Um eine transparente Betreuungsplatzvergabe zu gewährleisten, hat die Stadt eine „Aufnahmesatzung“beschlossen. Dort stehen die Kriterien, nach denen Kinder angenommen werden (siehe Infokasten). Im Falle von Familie Engelhardt stehen Kinder, die bereits vorher die Krippe besucht haben, vor Ella. Auch Kinder, die Geschwister dort haben, werden bevorzugt. Erst dann zählt der Wohnort.
In Saarbrücken wird der Bedarf von Kindergartenplätzen auf 83 Prozent beziffert. 4509 Kinder von 5413 in ganz Saarbrücken brauchen demnach einen Betreuungsplatz. Aktuell hat die Stadt rund 4700 KitaPlätze, also mehr als der Bedarf. Davon sind allerdings nur 2900 Ganztagesplätze. Britz will daher mehr Betreuungsplätze schaffen. Auf der Rußhütte will sie zum Beispiel das alte Kinderhaus- Gebäude wieder aktivieren. Das sei verwaltungsintern diskutiert worden, so Britz im Brief an die Engelhardts. Plan sei, zum Kindergartenjahr 2015/2016 zusätzlich Kindergartenplätze anzubieten.

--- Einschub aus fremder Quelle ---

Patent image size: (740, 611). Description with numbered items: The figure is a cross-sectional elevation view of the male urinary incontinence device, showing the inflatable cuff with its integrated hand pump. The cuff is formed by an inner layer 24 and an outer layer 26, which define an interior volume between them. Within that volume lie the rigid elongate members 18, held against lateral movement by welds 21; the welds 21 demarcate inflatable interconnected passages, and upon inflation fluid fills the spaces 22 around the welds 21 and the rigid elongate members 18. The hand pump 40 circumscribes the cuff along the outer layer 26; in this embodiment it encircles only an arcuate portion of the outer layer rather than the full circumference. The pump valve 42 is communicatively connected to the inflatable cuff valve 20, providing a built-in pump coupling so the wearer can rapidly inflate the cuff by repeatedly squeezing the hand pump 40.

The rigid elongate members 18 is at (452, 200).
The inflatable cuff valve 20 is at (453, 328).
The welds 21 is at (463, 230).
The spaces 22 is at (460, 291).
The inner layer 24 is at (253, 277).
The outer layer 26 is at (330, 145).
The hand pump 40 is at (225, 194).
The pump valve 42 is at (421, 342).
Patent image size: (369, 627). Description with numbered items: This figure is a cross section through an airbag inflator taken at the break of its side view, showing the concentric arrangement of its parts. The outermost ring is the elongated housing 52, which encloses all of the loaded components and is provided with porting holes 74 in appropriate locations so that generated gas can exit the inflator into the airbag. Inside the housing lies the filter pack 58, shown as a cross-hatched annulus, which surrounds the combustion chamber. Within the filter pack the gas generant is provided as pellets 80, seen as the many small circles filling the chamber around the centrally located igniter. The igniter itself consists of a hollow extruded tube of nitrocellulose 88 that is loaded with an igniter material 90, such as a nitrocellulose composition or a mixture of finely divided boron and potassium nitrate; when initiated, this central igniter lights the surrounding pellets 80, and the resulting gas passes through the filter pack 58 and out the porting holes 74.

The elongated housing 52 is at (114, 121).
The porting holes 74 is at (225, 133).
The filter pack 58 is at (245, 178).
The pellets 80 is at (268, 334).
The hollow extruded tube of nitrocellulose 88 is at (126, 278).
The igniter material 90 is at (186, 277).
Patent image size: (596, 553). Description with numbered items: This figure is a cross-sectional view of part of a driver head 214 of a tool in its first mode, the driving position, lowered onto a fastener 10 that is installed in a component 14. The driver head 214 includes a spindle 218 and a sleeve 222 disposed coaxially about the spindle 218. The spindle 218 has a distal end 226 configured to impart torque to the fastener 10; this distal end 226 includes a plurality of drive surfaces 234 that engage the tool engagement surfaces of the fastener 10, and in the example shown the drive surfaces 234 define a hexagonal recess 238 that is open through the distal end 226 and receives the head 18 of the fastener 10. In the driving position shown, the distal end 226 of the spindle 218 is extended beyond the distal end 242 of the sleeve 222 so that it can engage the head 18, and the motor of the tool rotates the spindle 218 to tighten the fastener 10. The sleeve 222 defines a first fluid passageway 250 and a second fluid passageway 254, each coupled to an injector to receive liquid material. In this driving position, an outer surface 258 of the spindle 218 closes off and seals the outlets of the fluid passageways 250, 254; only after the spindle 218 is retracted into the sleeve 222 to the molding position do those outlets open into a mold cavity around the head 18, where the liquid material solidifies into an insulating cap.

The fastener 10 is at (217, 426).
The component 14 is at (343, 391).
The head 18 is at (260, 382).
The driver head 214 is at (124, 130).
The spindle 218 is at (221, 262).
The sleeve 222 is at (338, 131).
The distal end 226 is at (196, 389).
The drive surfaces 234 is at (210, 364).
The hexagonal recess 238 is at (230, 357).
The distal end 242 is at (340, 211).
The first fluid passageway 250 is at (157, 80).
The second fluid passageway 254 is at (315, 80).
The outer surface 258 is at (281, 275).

Für Familie Engelhardt gab es mittlerweile ein Happy End. Sie bekommen einen Platz in der Montessori-Kita – dank eines kleinen Umwegs. Das Montessori-Kinderhaus gibt Ella einen Krippenplatz für ein halbes Jahr. Damit steigt sie in der Kriterien-Rangliste nach oben und kann in den Montessori-Kindergarten wechseln.